Legend of the Burning Sands (LBS) is an out-of-print collectible card game (CCG) published by Five Rings Publishing Group (FRPG, then a subsidiary of Wizards of the Coast) in July 1998. It was a spin-off from the earlier CCG Legend of the Five Rings. Legend of the Burning Sands was set in the same fictional world as Legend of the Five Rings, but with an Arabian setting rather than an East Asian one, with a few characters appearing in both games. Both games had similar mechanics and emphasized a continuing storyline.

The first three Legend of the Burning Sands sets were released under FRPG's experimental Rolling Thunder system, which emphasized small, regular releases of cards. The Rolling Thunder distribution mechanism proved to be unpopular, however, so the game was put on hiatus. After six months, the game's massive conclusion set, The Awakening, was released, but interest in the game had already faded significantly. Sales were poor, and most of the stock was destroyed rather than being warehoused. Today, cards from The Awakening are in high demand from collectors.

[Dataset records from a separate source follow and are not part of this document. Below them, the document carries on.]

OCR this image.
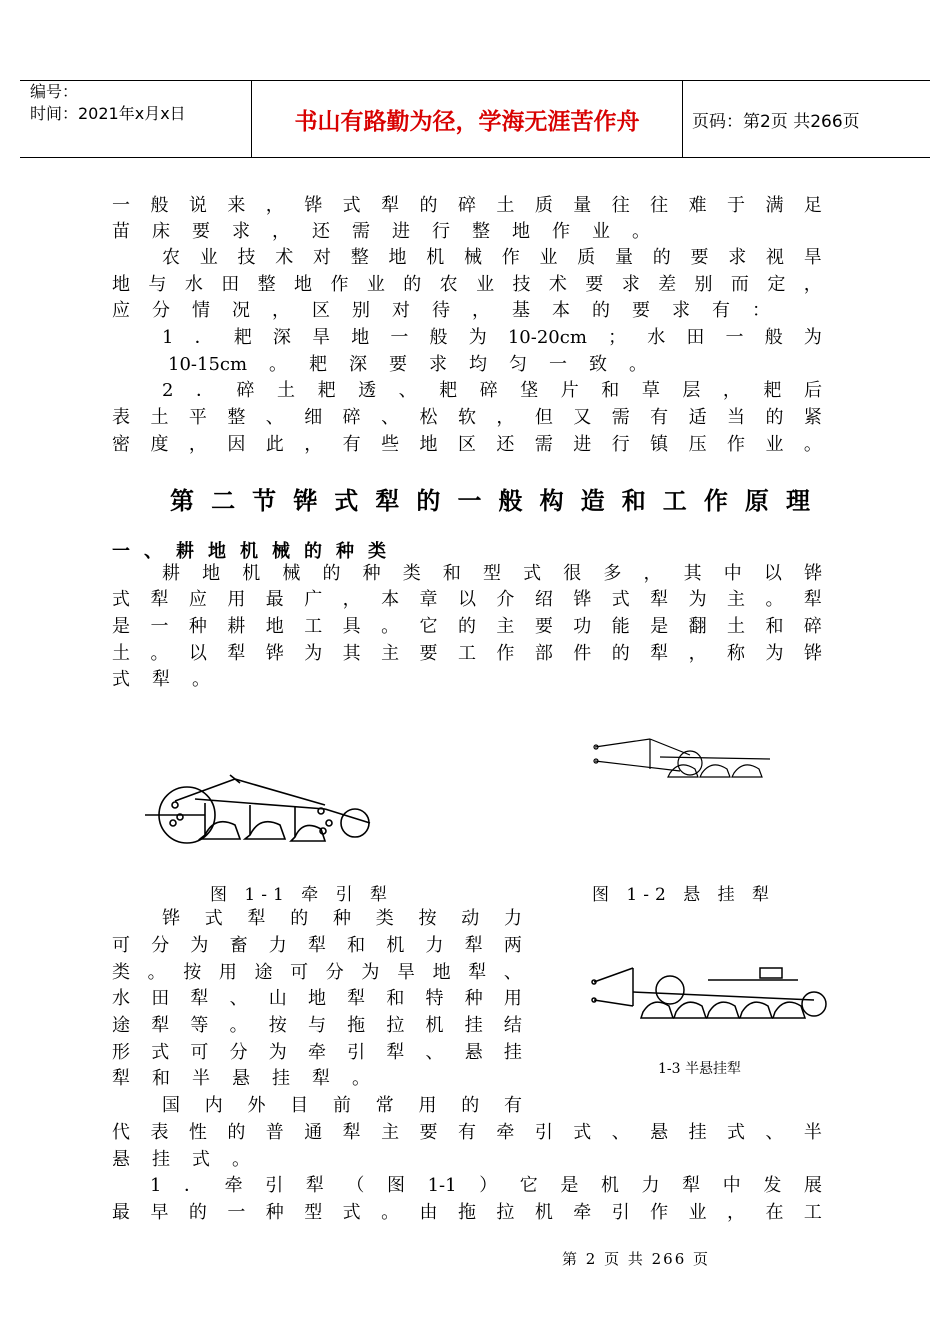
编号：
时间：2021年x月x日	书山有路勤为径，学海无涯苦作舟	页码：第2页 共266页
一 般 说 来 ， 铧 式 犁 的 碎 土 质 量 往 往 难 于 满 足
苗 床 要 求 ， 还 需 进 行 整 地 作 业 。
农 业 技 术 对 整 地 机 械 作 业 质 量 的 要 求 视 旱
地 与 水 田 整 地 作 业 的 农 业 技 术 要 求 差 别 而 定 ，
应 分 情 况 ， 区 别 对 待 ， 基 本 的 要 求 有 ：
1 ． 耙 深 旱 地 一 般 为 10-20cm ； 水 田 一 般 为
10-15cm 。 耙 深 要 求 均 匀 一 致 。
2 ． 碎 土 耙 透 、 耙 碎 垡 片 和 草 层 ， 耙 后
表 土 平 整 、 细 碎 、 松 软 ， 但 又 需 有 适 当 的 紧
密 度 ， 因 此 ， 有 些 地 区 还 需 进 行 镇 压 作 业 。
第 二 节 铧 式 犁 的 一 般 构 造 和 工 作 原 理
一、耕地机械的种类
耕 地 机 械 的 种 类 和 型 式 很 多 ， 其 中 以 铧
式 犁 应 用 最 广 ， 本 章 以 介 绍 铧 式 犁 为 主 。 犁
是 一 种 耕 地 工 具 。 它 的 主 要 功 能 是 翻 土 和 碎
土 。 以 犁 铧 为 其 主 要 工 作 部 件 的 犁 ， 称 为 铧
式 犁 。
图 1-1 牵 引 犁	图 1-2 悬 挂 犁
铧 式 犁 的 种 类 按 动 力
可 分 为 畜 力 犁 和 机 力 犁 两
类 。 按 用 途 可 分 为 旱 地 犁 、
水 田 犁 、 山 地 犁 和 特 种 用
途 犁 等 。 按 与 拖 拉 机 挂 结
形 式 可 分 为 牵 引 犁 、 悬 挂
犁 和 半 悬 挂 犁 。
国 内 外 目 前 常 用 的 有
1-3 半悬挂犁
代 表 性 的 普 通 犁 主 要 有 牵 引 式 、 悬 挂 式 、 半
悬 挂 式 。
1 ． 牵 引 犁 （ 图 1-1 ） 它 是 机 力 犁 中 发 展
最 早 的 一 种 型 式 。 由 拖 拉 机 牵 引 作 业 ， 在 工
第 2 页 共 266 页
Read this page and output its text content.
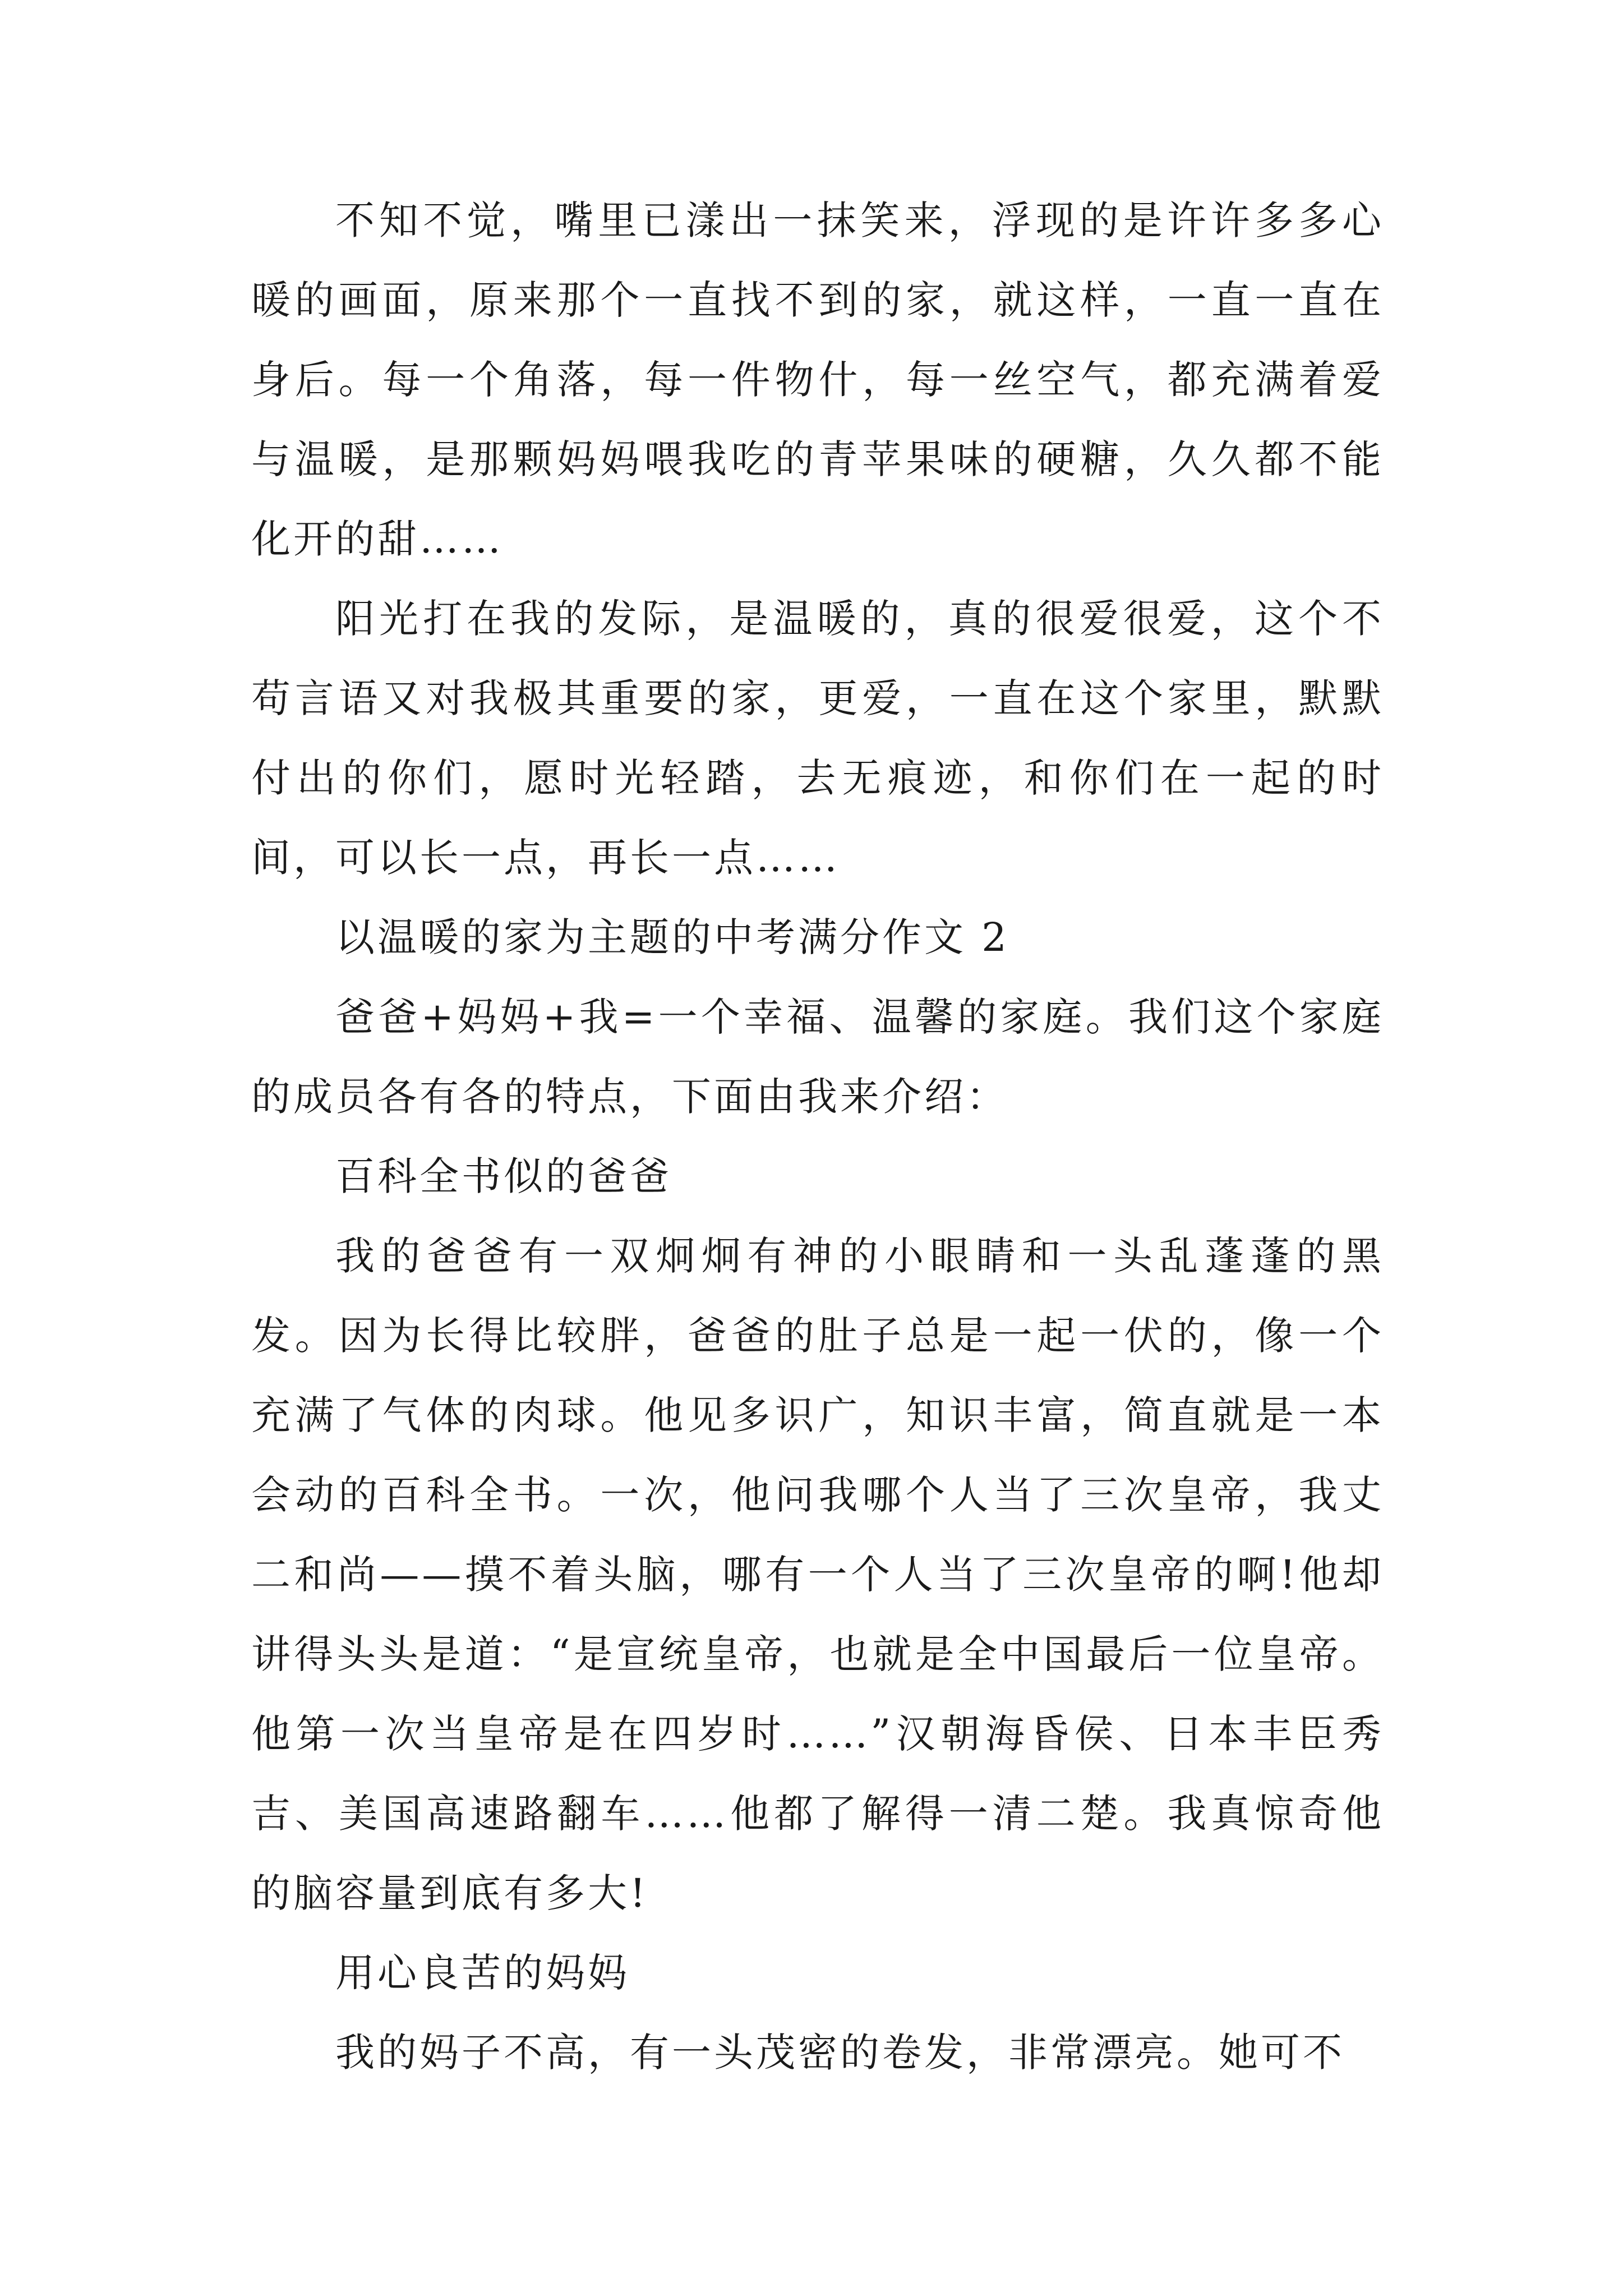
不知不觉，嘴里已漾出一抹笑来，浮现的是许许多多心暖的画面，原来那个一直找不到的家，就这样，一直一直在身后。每一个角落，每一件物什，每一丝空气，都充满着爱与温暖，是那颗妈妈喂我吃的青苹果味的硬糖，久久都不能化开的甜……

阳光打在我的发际，是温暖的，真的很爱很爱，这个不苟言语又对我极其重要的家，更爱，一直在这个家里，默默付出的你们，愿时光轻踏，去无痕迹，和你们在一起的时间，可以长一点，再长一点……

以温暖的家为主题的中考满分作文 2

爸爸+妈妈+我=一个幸福、温馨的家庭。我们这个家庭的成员各有各的特点，下面由我来介绍：

百科全书似的爸爸

我的爸爸有一双炯炯有神的小眼睛和一头乱蓬蓬的黑发。因为长得比较胖，爸爸的肚子总是一起一伏的，像一个充满了气体的肉球。他见多识广，知识丰富，简直就是一本会动的百科全书。一次，他问我哪个人当了三次皇帝，我丈二和尚——摸不着头脑，哪有一个人当了三次皇帝的啊!他却讲得头头是道：“是宣统皇帝，也就是全中国最后一位皇帝。他第一次当皇帝是在四岁时……”汉朝海昏侯、日本丰臣秀吉、美国高速路翻车……他都了解得一清二楚。我真惊奇他的脑容量到底有多大!

用心良苦的妈妈

我的妈子不高，有一头茂密的卷发，非常漂亮。她可不
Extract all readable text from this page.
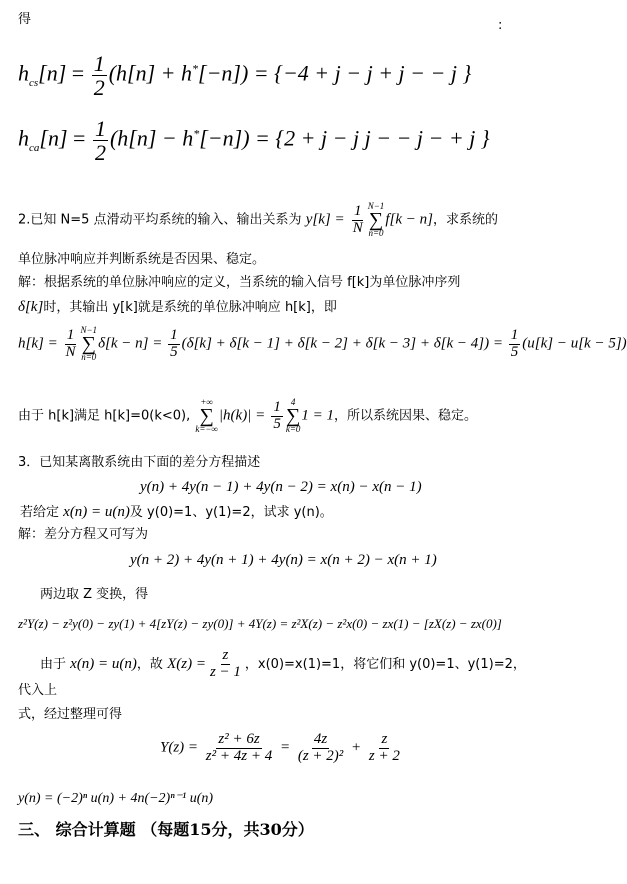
得	:
$h_{cs}[n] = \frac{1}{2} (h[n] + h^*[-n]) = \{-4 + j - j + j$ − − j }
$h_{ca}[n] = \frac{1}{2} (h[n] - h^*[-n]) = \{2 + j - j$ j − − j − + j }
2.已知 N=5 点滑动平均系统的输入、输出关系为 $y[k] = \frac{1}{N} N-1$
∑
n=0
f[k − n]，求系统的
单位脉冲响应并判断系统是否因果、稳定。
解：根据系统的单位脉冲响应的定义，当系统的输入信号 f[k]为单位脉冲序列
δ[k]时，其输出 y[k]就是系统的单位脉冲响应 h[k]，即
$h[k] = \frac{1}{N} N-1$
∑
n=0
$\delta[k - n] = \frac{1}{5} (\delta[k] + \delta[k - 1] + \delta[k - 2] + \delta[k - 3] + \delta[k - 4]) = \frac{1}{5} (u[k] - u[k - 5])$
由于 h[k]满足 h[k]=0(k<0),
+∞
∑
k=−∞
$|h(k)| = \frac{1}{5} 4$
∑
k=0
1 = 1，所以系统因果、稳定。
3．已知某离散系统由下面的差分方程描述
y(n) + 4y(n − 1) + 4y(n − 2) = x(n) − x(n − 1)
若给定 x(n) = u(n)及 y(0)=1、y(1)=2，试求 y(n)。
解：差分方程又可写为
y(n + 2) + 4y(n + 1) + 4y(n) = x(n + 2) − x(n + 1)
两边取 Z 变换，得
z²Y(z) − z²y(0) − zy(1) + 4[zY(z) − zy(0)] + 4Y(z) = z²X(z) − z²x(0) − zx(1) − [zX(z) − zx(0)]
由于 x(n) = u(n)，故 $X(z) = \frac{z}{z - 1}$ ，x(0)=x(1)=1，将它们和 y(0)=1、y(1)=2，
代入上
式，经过整理可得
$Y(z) = \frac{\text{z² + 6z}}{\text{z² + 4z + 4}} = \frac{4z}{\text{(z + 2)²}} + \frac{z}{z + 2}$
y(n) = (−2)ⁿ u(n) + 4n(−2)ⁿ⁻¹ u(n)
三、 综合计算题 （每题15分，共30分）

Much like Legend of the Five Rings, LBS included many factions, especially towards the end of the game, where 12 different groups existed: The Ashalan, Ivory Kingdoms, Assassins, Ra'Shari, Senpet, Yodatai, Celestial Alliance, Jackals, Ebonites, Moto, Dahab and Qabal.

== Expansion sets ==
1. Shadow of the Tyrant: Released July 1998. 156 cards.
2. Secrets and Lies: Released October 1998. 104 cards.
3. Black Hand, Black Heart: Released December 1998. 104 cards.
4. The Awakening: Released June 1999. Approximately 315 cards.

==Revival==
In 2006, a movement was started to revive LBS at Origins and GenCon. A project was later started to photo document all known cards in the hopes of building standard rules for proxying cards to be able to play.

A plugin for the free LackeyCCG engine was also created. It includes all the cards picture, text and rulings, allowing players to enjoy online games of Legends of the Burning Sands without any constraints regarding cards disponibility nor geographical emplacement.

In 2012, the game system was revised and implemented in the game "Romance of the Nine Empires" which was inspired by the movie "The Gamers: Hands of Fate." During the movie's Kickstarter campaign, Alderac Entertainment Group promised the game's release as a stretch goal option.

== Fan remaster ==
On June 18, 2021, the completion of a fan project to remaster Legend of the Burning Sands was announced on BoardGameGeek by the original project lead from the 2006 revival. The Remaster features new card templates, updated rulebook, and reworked card texts.

==Role-playing game==
Alderac Entertainment Group has announced the release of a Legend of the Burning Sands sourcebook for their 3rd Edition Legend of the Five Rings Role-Playing Game. The book, a stand-alone game compatible with L5R, was released in September, 2008. A Fourth edition update was released as a free PDF in 2010.